IN terms of good news, bricks and mortar – or steel and bitumen – rank high for regional communities.
But while we should absolutely celebrate new infrastructure, it is crucial we do not forget what is needed to steer the ship.
NSW Farmers policy director Kathy Rankin says our people need investment too, lest we have a bunch of new toys and tools, but no-one to use them effectively.
“When we talk about infrastructure spending we talk about hard things like buildings, roads but I think there needs to be more spending on the skills and the capabilities of the people, so it is not an empty shell,” she told Fairfax Media’s Moree Next Crop forum this month.
“From my perspective I think we have spent a lot of time focusing on building roads, building aeroplanes... And that is very important.
“But the skill capacity for people to be able come in and interact in the first place, but then also be able to deliver the jobs. The people funding is critically important.”
Ms Rankin was one of five Moree community panelists at the fifth Next Crop Forum earlier this month.
She joined Regional Australia Institute editor Amanda Barwick, Gwydir Valley Irrigators’ Lou Gall, Bellata farmer George Kirkby and Moree Plains Shire Council economic and community development officer Mark Connolly in taking the pulse of the community.
As her Association’s policy director for rural affairs and business, economics and trade, Ms Rankin told the forum it was crucial whole communities were central to funding arrangements and roll-out of projects.
“One of the things I have felt over my career is quite often government says ‘I’ve got a good idea of what’s going on, I’ve got a project, here’s a bucket of money’,” she said.
“Then they ask: ‘Communities, tell us what you want funded from within that bucket’. Quite often though government hasn’t necessarily gone back and checked what the outcomes are, what are the things that need addressing in the community, and how the money is used to fix that problem.”
“That’s not to say that all decisions made within communities or by government are wrong, but in some communities it has backfired because they haven’t been able to have a voice (on the issue).”
She said individuals had a chance to band together and give better grassroots direction to ensure they get what they need.
“In having those conversations we begin to develop a grassroots response, a community that starts to tell government - local state and federal - about what they need,” she said.
“As an individual you often feel like you’re one voice in the wilderness.

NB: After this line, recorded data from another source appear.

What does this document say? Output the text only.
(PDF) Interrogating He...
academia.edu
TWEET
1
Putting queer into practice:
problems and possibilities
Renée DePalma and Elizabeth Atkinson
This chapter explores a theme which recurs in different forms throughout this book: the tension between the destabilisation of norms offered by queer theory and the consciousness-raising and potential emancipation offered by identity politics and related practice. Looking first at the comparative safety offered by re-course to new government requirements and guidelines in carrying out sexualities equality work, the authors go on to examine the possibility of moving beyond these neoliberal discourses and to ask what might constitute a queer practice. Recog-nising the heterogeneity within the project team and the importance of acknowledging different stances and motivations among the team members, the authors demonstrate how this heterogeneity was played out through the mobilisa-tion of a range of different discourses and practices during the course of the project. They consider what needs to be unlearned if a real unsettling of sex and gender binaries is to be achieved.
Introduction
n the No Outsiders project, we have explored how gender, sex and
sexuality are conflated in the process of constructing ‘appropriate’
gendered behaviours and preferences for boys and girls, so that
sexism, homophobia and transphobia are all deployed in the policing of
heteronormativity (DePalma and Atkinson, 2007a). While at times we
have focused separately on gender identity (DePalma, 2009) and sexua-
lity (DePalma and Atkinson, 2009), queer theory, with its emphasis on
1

But connected conversations can focus on what the issues are and what options have we got to solve them.”
New jobs mean automation isn’t so bad
THE march of innovation and technology is changing the way we live and work – including how we farm.
But the rise of the machines does not necessarily mean Judgement Day awaits our rural workforce.
Gwydir Valley Irrigators’ project officer Lou Gall told the Next Crop Forum our universities were starting to cotton on to the fact that the skills needed for modern agriculture extend far beyond the paddock.
Just because someone might not be sitting in the cab of the tractor anymore doesn’t mean the job evaporates.
It just changes the focus to helping producers maximise value, she said.
“As we move forward in agriculture there are a lot of jobs there that weren’t there previously. Regional areas are a place where you can work as an engineer, in IT, in robotics.
“I think we are a way away from begin fully autonomous, but it means we are adding a little bit more value to the person who is working on the farm. You are still going to need people who know how to irrigate, for example.”
Attracting people with the right skillset to ag, and to the region, would be key, she said.
“The autonomous tractor, instead of having someone in the driver’s seat, bored, or instead of someone having to get up at 2am and change a siphon… there’s lifestyle benefits that come with it.
“If we can get those software designers for what the people are doing the automation.
“If they can base themselves regionally and are more closely linked to the end user, there is huge potential for more jobs.”
Ms Gall nominated the region’s nut industry as having particular potential to value-add, including the development of local processing capability.